Tackling the scourge of ice
The Coalition Government is delivering on its strategy to tackle the scourge of ice in our communities, and I’m pleased to announce another four Local Drug Action Teams (LDATs) will be established across the Parkes electorate.
These LDATs are Kirkala-Pithiluku Aboriginal Corporation at Broken Hill, Moree Local Drug Action Team, Walgett Aboriginal Medical Service, and a Centacare New England North West LDAT.
It’s important that we work together to empower and educate communities, in order to prevent and reduce the harms of alcohol and other drugs in the community, including ice.
The LDATs will receive an initial $10,000 in funding to help develop local Community Action Plans. Those groups can then apply for additional funding to help deliver targeted, local projects, with support from the Alcohol and Drug Foundation.
The teams will deliver local health prevention activities, including education, mentoring and support for vulnerable people to minimise their risk of alcohol and other drug related harms.
The Coalition is investing $298 million over four years to combat drug and alcohol misuse across Australia under the National Ice Action Strategy. LDATs across the Parkes electorate will be important for the strength, health and well-being of our communities now and into the future.
Regional communities are often the hardest hit when it comes to ice abuse and addiction. It is important that we provide communities with the right tools, resources and support to drive change at a local level.
More information about LDATs can be found on the Alcohol and Drug Foundation’s website www.adf.org.au/ldat
Leading the global dementia fight
There are a series of potentially world-leading Australian projects now underway to combat dementia. These have been highlighted in a progress report on the Coalition Government’s $200 million Boosting Dementia Research Initiative.
Three years into the five-year initiative, there are major milestones being achieved on the road to dementia prevention, management and cures.
The Initiative supports 127 projects involving 285 researchers, working across 24 universities and research institutions.
I’m pleased that Australia is now a world leader in many aspects of dementia research. Dementia is the second most common cause of death in this country and for women it has eclipsed heart disease to become the leading cause.

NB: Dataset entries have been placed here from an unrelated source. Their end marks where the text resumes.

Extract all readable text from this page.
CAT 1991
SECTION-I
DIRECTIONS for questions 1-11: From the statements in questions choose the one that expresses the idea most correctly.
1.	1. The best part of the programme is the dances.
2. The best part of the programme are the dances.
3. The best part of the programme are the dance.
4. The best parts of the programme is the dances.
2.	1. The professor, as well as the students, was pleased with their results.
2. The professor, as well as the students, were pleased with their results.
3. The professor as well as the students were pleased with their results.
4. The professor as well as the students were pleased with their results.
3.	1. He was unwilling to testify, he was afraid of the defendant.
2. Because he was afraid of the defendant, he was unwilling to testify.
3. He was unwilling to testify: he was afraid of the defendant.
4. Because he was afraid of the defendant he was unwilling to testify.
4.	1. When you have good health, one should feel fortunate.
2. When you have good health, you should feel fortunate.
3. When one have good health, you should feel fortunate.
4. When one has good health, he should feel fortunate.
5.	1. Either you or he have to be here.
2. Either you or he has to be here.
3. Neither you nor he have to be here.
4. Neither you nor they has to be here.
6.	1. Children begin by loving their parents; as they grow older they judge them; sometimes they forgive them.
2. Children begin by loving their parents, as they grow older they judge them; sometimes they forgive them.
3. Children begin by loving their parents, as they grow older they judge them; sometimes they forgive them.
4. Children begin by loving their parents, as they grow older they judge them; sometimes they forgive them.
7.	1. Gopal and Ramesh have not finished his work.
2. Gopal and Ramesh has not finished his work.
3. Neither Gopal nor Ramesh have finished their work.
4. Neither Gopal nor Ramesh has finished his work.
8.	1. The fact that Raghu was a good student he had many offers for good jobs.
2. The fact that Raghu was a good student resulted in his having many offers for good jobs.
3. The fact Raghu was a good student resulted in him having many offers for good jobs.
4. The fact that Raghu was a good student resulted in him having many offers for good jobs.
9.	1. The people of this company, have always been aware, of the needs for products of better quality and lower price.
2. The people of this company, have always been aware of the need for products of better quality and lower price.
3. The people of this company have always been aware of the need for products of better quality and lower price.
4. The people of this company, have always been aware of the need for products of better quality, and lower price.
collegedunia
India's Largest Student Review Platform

Already, it is estimated 425,000 Australians are living with the condition, with around 1,700 people believed to be developing dementia each week. It is critical we find effective preventions and cures.
Dementia particularly affects people as they age, with three in 10 people over the age of 85 and almost one in 10 people over 65 having the condition. This investment will foster further development of technological solutions to help people living with dementia, as well as their families and carers.
Dementia-focused care technology is in its infancy and there is much untapped potential for it to be developed to help people with the condition to live at home for longer.